The company’s CEO provided additional details on the measures taken to maintain its position and profits after the market demand for GPUs declined: “The combination of the obligations that we made, which prompted [Nvidia] to write down nearly a billion dollars worth of inventory. Secondarily, we invested a few hundred million dollars in marketing initiatives to support the channel’s pricing reset. We should be in a strong position in Q4 as Ada ramps up thanks to these two recent decisions, in my opinion.
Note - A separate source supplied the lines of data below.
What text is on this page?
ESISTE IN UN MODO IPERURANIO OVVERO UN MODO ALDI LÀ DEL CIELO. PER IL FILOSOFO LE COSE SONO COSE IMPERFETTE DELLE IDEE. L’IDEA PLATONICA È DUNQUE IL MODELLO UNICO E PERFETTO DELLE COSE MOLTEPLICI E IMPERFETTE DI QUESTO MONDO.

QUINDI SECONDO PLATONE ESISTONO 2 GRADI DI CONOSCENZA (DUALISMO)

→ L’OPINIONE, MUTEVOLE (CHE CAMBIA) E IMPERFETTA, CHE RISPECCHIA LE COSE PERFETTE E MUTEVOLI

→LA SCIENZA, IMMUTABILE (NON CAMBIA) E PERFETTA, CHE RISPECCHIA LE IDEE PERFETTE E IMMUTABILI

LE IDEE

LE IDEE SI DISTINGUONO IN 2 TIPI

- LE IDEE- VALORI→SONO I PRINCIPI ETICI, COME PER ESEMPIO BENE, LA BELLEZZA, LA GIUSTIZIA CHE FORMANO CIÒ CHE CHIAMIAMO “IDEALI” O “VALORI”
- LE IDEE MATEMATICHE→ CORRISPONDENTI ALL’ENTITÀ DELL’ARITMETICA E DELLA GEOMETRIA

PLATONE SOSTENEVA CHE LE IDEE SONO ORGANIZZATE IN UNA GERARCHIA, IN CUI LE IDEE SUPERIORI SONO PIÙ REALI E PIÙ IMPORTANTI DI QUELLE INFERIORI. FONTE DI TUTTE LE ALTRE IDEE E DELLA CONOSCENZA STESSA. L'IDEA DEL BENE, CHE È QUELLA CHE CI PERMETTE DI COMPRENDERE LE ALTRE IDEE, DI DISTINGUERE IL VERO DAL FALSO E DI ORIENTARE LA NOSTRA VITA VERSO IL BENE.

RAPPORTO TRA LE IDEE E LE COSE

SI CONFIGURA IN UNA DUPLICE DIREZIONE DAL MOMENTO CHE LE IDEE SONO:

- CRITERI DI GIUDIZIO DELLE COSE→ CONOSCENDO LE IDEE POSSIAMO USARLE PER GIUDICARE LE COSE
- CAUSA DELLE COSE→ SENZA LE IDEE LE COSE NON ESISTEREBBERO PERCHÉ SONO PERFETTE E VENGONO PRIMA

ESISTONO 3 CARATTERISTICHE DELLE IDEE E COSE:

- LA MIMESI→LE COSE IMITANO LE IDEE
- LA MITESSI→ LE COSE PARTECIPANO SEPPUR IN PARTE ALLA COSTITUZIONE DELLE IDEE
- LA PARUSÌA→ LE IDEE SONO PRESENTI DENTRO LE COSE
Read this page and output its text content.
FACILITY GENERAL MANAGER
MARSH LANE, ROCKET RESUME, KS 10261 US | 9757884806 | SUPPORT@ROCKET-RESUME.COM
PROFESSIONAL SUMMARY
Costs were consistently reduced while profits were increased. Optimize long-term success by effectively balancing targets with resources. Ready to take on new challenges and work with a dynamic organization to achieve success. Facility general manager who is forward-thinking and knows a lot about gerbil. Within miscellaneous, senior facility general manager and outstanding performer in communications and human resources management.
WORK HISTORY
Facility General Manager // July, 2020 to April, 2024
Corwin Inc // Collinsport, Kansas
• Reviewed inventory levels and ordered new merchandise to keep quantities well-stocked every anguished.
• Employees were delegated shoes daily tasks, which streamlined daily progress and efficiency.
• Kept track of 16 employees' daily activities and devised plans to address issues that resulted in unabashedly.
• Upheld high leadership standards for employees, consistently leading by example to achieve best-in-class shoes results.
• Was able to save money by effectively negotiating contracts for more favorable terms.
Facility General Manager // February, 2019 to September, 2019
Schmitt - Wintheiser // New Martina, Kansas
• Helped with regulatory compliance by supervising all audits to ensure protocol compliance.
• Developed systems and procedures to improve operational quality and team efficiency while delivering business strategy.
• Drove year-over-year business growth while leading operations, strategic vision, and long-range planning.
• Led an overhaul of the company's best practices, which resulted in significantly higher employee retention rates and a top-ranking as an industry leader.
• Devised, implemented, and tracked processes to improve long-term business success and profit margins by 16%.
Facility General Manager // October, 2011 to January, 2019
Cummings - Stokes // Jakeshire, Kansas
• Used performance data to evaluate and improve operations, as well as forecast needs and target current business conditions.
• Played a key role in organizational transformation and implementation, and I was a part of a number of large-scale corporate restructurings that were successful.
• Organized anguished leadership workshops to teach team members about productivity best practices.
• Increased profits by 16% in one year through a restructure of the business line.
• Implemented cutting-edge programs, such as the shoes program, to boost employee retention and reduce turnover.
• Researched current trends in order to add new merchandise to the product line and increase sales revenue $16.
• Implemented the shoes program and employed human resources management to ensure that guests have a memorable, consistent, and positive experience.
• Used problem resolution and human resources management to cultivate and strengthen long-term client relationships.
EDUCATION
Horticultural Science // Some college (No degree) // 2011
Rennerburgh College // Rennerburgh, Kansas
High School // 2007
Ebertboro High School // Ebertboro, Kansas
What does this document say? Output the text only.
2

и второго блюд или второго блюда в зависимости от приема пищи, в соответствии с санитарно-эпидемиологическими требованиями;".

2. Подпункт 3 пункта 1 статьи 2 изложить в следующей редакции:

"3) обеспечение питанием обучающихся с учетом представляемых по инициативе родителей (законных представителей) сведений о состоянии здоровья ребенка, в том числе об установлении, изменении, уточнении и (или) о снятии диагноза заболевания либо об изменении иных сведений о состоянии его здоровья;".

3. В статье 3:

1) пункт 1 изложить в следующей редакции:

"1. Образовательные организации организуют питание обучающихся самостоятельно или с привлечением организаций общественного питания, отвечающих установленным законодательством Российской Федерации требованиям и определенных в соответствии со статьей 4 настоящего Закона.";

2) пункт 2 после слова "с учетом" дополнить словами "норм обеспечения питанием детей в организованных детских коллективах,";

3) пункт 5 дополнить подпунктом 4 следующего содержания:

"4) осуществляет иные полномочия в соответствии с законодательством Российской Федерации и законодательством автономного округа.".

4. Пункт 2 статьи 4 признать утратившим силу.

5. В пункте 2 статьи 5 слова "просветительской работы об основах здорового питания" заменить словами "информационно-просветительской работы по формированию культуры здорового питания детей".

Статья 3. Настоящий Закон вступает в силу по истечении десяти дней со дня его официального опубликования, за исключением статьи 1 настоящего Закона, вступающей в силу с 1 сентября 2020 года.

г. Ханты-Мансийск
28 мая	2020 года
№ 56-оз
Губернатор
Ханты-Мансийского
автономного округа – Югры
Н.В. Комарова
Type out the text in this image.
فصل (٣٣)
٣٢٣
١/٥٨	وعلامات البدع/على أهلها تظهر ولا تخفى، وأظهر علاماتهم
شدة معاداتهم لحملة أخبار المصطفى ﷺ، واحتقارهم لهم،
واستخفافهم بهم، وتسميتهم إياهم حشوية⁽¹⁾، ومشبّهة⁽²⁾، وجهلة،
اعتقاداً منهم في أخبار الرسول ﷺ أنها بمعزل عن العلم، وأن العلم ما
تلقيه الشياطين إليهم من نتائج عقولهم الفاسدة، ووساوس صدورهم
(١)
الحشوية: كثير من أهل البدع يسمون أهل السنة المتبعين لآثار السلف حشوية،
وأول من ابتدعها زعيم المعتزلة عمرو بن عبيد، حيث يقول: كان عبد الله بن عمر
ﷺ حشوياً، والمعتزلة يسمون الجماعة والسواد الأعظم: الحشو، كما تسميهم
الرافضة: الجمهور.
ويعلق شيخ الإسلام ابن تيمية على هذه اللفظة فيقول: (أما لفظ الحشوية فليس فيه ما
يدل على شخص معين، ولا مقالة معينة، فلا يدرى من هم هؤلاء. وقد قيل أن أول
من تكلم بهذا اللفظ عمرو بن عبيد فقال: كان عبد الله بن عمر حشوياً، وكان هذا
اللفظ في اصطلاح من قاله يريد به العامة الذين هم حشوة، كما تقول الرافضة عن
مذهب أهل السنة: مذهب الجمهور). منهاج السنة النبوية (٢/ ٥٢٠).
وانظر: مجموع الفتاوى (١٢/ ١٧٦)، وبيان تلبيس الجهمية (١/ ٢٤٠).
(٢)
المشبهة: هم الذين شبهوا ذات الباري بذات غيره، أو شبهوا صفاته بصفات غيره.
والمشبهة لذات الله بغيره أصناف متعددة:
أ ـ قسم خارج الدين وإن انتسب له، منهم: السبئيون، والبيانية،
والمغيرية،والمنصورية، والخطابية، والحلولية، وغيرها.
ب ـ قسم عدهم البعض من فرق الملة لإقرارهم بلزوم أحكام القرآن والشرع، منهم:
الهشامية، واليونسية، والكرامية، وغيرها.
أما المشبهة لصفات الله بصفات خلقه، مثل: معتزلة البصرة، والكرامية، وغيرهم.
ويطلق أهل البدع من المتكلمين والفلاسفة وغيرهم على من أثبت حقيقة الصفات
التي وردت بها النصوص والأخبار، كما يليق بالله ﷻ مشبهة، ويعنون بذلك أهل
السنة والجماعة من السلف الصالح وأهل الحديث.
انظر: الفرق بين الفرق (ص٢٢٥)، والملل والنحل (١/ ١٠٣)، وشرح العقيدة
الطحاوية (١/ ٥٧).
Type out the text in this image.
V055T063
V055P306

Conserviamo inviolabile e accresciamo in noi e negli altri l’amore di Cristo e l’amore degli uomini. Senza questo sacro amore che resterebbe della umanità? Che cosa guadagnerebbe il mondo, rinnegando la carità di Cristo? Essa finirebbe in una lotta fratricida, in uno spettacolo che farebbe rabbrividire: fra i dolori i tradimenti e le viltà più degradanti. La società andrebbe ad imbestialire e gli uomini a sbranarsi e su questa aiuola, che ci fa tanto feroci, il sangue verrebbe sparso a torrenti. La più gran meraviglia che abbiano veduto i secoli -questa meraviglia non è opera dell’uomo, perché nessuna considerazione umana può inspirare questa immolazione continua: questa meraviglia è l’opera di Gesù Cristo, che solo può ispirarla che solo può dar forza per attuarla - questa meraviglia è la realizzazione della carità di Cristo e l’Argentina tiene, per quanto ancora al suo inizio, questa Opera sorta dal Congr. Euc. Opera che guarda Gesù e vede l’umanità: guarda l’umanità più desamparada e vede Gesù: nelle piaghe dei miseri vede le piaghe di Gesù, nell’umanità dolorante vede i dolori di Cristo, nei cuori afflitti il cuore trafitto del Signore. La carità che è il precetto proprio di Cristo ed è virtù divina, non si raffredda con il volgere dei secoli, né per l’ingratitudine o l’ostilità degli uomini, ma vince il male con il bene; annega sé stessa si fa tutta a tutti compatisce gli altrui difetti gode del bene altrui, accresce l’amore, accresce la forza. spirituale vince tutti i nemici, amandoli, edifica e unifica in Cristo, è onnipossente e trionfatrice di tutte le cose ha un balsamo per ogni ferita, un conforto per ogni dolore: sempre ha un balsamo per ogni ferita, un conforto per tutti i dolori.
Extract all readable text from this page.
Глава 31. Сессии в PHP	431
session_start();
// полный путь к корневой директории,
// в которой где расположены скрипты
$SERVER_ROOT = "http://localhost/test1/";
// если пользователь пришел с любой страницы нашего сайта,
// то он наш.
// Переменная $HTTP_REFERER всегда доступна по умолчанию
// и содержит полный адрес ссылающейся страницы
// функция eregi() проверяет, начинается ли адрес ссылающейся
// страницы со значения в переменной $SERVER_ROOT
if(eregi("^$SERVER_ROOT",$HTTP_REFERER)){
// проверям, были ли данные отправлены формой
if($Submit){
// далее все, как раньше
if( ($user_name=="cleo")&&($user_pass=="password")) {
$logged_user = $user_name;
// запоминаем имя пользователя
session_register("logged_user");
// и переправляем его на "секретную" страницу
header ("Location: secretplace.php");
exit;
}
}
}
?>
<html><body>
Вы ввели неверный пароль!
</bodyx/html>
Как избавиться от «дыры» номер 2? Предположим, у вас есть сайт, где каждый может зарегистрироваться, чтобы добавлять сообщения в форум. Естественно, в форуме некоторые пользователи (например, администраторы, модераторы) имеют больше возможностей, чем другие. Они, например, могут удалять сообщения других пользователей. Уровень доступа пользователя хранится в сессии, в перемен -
Huang also doesn’t seem intimidated by the recent trade limitations imposed by the US government on GPU exports to China. The majority of Nvidia’s clients, in its opinion, won’t be impacted by the new limits, and the company anticipates that it will be able to abide by them while still meeting Chinese market demand.
According to the CEO of Nvidia, the EVGA situation may not be as contentious as it first appeared. Additionally, EVGA’s profitability reportedly lagged much behind those of other AIBs, which may have made the choice simpler. But it’s unlikely that we’ll ever get the whole story, and it’s difficult to gauge just how much animosity may exist between the two businesses.